Por que me Ufano do Meu País é o nome de um livro escrito no ano de 1900 por Afonso Celso, escritor medíocre que pouco ou quase nada mais produziu. Na década de 1960, em plena ditadura militar, Millôr Fernandes escreveu uma peça teatral com o mesmo título, mas evidentemente de sentido oposto, uma crítica irônica que a censura da época proibiu, mais por causa do título que pelo conteúdo em si. O fato é que o livro tornou popular o termo “ufanismo”, no sentido otimista, significando orgulho ou auto-elogio em relação a um país (para entender melhor seu significado, leia aqui). Como os militares usaram e abusaram desse recurso para ganhar apoio das massas, a palavra acabou ganhando caráter pejorativo, como algo que se devesse evitar a todo custo. Nesse raciocínio, todo ufanista seria, necessariamente, um defensor do país e, por extensão, do governo.

Talvez por essa, digamos, confusão vernacular, ufanismo e ufanistas andavam meio em baixa nas últimas décadas. Foram ressuscitados no governo Lula, que usou o recurso mais do que conhecido – semelhante ao de Hitler na Alemanha, Mussolini na Itália, Bush nos EUA e da maioria dos governos militares na América Latina – de apelar ao patriotismo para conquistar apoio popular. Como se todos os que criticam o governo fossem antipatriotas. E assim reapareceram os ufanistas, para quem as matas brasileiras são mais verdes, o céu mais azul, blá-blá-blá…

É preciso cuidado com tais figuras. Nem sempre são apenas sinceros defensores da pátria; e quase sempre utilizam esse surrado argumento para defender apenas seus próprios interesses. Coloco nessa categoria os ardorosos apoiadores das cotas para conteúdos nacionais nos canais de TV paga, recentemente aprovadas pelo governo. Comentei o assunto aqui outro dia com o intuito de alertar leitores que eventualmente não sabem o que está por trás desse tipo de legislação – o mesmo espírito que sustentou durante anos a famigerada reserva de mercado da informática, que manteve o Brasil no atraso tecnológico do qual está dificílimo sair. E alguns leitores responderam de pronto, mostrando estarem sempre alertas.

Como já bem definiu o senador Cristóvão Buarque: por não saber resolver seus problemas de modo racional, o Brasil acabou criando meias-soluções, como é o caso das inúmeras Bolsas sociais e das cotas para negros nas universidades. A rigor, ninguém pode ser contra incentivos à produção cultural brasileira, embora as leis criadas até hoje tenham servido, muitas vezes, a perpetuar privilégios de amiguinhos do poder. Basta ver como são distribuídas as verbas de estímulo à produção de filmes, cujos beneficiários são invariavelmente os mesmos e das quais raramente prestam contas. De qualquer forma, seria ótimo que o país tivesse uma verdadeira política cultural, desde que baseada no mérito e na diversidade, não no protecionismo e no tráfico de influência.

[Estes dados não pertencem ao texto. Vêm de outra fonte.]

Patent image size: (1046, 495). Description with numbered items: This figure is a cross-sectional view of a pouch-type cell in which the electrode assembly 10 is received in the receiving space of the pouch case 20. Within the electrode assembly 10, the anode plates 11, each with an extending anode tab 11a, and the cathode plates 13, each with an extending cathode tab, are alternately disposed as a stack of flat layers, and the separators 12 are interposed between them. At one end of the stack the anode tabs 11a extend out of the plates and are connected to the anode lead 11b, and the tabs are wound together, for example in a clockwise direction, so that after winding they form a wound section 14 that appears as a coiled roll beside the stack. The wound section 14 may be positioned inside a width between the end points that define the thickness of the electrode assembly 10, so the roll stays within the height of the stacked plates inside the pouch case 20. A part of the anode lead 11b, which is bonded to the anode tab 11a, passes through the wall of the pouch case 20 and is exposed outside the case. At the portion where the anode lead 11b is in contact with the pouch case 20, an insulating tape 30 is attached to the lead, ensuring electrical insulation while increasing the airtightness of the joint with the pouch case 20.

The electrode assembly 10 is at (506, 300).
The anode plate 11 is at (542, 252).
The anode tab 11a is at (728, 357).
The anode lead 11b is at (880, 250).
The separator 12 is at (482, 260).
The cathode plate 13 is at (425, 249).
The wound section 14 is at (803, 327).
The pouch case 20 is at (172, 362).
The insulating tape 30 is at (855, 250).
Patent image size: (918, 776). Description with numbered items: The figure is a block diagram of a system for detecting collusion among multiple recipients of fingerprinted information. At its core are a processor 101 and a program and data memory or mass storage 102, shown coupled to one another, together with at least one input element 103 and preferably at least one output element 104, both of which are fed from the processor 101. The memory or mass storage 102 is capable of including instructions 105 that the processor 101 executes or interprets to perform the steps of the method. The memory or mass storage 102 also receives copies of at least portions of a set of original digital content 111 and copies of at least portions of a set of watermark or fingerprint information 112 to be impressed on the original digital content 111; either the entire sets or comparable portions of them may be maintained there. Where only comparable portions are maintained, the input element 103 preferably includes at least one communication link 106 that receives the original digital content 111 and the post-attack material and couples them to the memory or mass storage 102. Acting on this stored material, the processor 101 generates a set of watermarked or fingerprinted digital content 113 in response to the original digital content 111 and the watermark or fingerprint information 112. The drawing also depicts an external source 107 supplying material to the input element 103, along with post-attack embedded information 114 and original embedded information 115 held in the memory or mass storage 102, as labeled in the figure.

Infelizmente, não é o caso de cotas, de qualquer natureza. Apenas para cumprir a nova lei, as programadoras deverão apelar para conteúdos de baixo custo. E, sem financiamento nem cobrança de resultados ou metas de qualidade (algo intangível no ramo cultural), mas com espaço garantido na mídia por imposição da lei, os produtores ditos “independentes” só ganharão visibilidade se usarem o esquema já adotado na maioria das TVs abertas: partir para a baixaria. Ou, se preferirem, recorrer ao velho ufanismo. Das duas formas o país sairá perdendo.

1 thought on “A volta do velho ufanismo

  1. Medida arcaica e desalentadora. Reserva de mercado pura, da qual já tivemos, em outros setores (automobilístico, informática, etc.), péssimos exemplos, que de nada contribuíram para o desenvolvimento do país. Reflexo da visão de “modernidade” dos nossos atuais “governantes”. Lamentável.